The concept of applying “cold, hard numbers” to creative processes such as man management or writing isn’t intuitive. Metrics appear too stark, too simple and don’t convey the ambiguities of day to day business or the plot of a novel.

In reality they convey a great deal. The writer knows that a day that produced 1,000 words is moving them closer to their finished book – even if they eventually have to re-write every word.

Equally, successful managers think carefully about the key metrics in their business, and then ensure they are monitored and improved regularly. Because of course that’s the whole point. By creating targets and measuring the key parts of the process we are able to improve on what we do: improve the process, and the deliverables. Clever people, authors.

Friday 16 January 2009

Chief Performance Officer

President-elect Barack Obama has announced that he will have a Chief Performance Officer on his team. Nancy Killefer from McKinsey & Co, a former assistant Treasury secretary, is charged with making the government more efficient, effective and transparent. Oh, and trimming the projected $1.2 trillion deficit.

The appointment is interesting. Killefer has specialised in strategies to improve organizational effectiveness for public sector organisations. Whilst she certainly has excellent financial credentials this is an acknowledgement that this is more than just a financial problem. It is one of efficiency, performance, and accountability.

It will be interesting to see what a management consultancy approach to this problem looks like. Will the real work needed to get accountability as well as accurate metrics be done? We all know that setting targets is one thing, but getting the behaviours right behind the targets is quite another. Measuring performance against the targets is equally challenging.

How Key Performance Indicators (KPIs) are calculated, how cheat-proof, and how well accepted they are, will all make a difference to how well new initiatives work. But well designed KPIs can significantly lift performance and are well worth the effort.

There are real difficulties in getting accuracy and meaningfulness into figures and financials for the United States. It is a big job. There will be lots to learn from how she tackles it and the many successes this focus will generate.

I’m sure we will be seeing a lot more Chief Performance Officers before too long. The US government is not the only organisation going through its budgets line by line but still wanting to make sure it delivers on its promise to customers.

Thursday 15 January 2009

All things measurable

Does the world need another blog? Not exactly; but it’s got one anyway.
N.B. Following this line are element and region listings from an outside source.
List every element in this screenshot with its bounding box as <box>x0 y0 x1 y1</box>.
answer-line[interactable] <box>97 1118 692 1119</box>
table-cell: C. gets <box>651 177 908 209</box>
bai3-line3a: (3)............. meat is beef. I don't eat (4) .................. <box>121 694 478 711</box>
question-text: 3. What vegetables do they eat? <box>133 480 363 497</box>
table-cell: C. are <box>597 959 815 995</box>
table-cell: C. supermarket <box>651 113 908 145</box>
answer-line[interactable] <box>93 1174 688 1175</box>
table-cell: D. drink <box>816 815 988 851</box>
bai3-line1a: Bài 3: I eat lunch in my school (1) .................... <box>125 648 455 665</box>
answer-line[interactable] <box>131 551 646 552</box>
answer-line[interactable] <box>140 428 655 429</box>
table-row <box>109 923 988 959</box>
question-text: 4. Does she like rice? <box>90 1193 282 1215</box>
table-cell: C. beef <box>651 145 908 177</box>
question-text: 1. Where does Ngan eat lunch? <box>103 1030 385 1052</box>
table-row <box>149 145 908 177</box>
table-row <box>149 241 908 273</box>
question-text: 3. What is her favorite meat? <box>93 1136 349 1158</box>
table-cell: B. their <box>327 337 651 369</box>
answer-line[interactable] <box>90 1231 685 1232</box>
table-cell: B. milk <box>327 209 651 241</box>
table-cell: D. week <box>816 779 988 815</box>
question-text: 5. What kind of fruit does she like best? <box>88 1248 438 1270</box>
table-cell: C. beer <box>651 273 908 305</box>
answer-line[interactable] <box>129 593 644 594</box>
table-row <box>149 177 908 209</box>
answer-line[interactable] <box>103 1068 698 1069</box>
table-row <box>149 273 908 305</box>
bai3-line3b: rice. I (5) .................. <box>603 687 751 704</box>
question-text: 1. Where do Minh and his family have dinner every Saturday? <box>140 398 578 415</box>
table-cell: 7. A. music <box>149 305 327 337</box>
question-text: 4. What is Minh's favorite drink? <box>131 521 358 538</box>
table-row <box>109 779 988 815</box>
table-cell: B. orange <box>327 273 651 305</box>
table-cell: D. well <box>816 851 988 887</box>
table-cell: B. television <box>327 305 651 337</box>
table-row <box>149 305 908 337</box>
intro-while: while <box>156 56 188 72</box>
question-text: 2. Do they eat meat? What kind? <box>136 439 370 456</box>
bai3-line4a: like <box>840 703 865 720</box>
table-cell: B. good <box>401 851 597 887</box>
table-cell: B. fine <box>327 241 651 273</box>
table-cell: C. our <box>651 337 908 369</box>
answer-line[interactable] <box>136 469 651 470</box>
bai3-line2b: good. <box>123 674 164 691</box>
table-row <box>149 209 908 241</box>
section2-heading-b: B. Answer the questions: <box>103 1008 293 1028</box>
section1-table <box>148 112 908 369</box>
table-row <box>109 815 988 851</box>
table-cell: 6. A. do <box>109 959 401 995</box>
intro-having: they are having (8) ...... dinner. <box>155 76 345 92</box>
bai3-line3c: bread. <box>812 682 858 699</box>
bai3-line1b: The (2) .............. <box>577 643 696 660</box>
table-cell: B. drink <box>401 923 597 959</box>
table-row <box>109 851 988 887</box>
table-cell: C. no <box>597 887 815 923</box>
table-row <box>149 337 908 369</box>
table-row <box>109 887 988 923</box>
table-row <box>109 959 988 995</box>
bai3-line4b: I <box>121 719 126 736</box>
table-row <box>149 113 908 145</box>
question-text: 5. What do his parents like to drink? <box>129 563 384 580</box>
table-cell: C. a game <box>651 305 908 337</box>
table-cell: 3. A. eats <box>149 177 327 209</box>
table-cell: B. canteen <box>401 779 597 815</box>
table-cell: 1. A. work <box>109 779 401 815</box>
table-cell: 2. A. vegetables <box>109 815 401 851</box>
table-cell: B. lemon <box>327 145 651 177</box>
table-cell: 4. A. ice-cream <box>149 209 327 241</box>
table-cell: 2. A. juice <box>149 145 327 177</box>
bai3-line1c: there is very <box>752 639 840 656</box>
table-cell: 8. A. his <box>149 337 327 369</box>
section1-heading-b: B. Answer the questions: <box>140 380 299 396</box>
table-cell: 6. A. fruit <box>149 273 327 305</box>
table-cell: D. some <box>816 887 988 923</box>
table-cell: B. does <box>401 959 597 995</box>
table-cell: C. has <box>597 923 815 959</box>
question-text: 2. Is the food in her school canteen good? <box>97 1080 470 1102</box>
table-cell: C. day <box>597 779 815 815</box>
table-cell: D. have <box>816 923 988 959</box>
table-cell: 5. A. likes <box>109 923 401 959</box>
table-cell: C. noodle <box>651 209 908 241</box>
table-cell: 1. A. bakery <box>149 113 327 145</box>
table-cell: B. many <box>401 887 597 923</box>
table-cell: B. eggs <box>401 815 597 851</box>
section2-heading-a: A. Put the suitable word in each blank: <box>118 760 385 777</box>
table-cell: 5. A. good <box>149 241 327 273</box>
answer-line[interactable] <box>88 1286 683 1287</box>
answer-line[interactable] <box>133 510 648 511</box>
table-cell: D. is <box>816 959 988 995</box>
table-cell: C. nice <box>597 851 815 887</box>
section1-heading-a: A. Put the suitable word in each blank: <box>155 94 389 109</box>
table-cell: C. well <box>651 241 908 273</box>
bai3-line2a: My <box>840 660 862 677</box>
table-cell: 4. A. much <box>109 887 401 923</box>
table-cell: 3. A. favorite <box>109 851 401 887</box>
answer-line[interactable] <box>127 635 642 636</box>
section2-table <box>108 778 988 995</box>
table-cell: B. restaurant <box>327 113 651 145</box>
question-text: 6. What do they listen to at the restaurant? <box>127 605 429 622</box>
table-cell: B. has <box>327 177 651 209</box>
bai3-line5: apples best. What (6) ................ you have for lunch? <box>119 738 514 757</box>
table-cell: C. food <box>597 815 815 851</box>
Welcome to Getting to Excellent!

Getting to Excellent will be thoughts, rants and ramblings about the world of performance management, business intelligence, key performance indicators, scorecards, dashboards, metrics, and all things measurable as well as a few things that won’t be measured.

I’m a Microsoft Certified Professional, a systems analyst and obsessive about how numbers help us to do better. I’m a Toastmaster, a yogini, and stubbornly dreadful at French. I’m also fortunate enough to have worked with and for some of the world’s most capable companies.

And for what it’s worth I passionately believe that performance does matter: both good and bad performance. I believe we all have a deep seated desire to do well in our chosen fields and that understanding how to do better is important. Important for individuals, teams, businesses, and public sector organisations.

So I’m going to write about it. Here. In Getting to Excellent. The world’s new blog. That it didn’t necessarily want. But got anyway.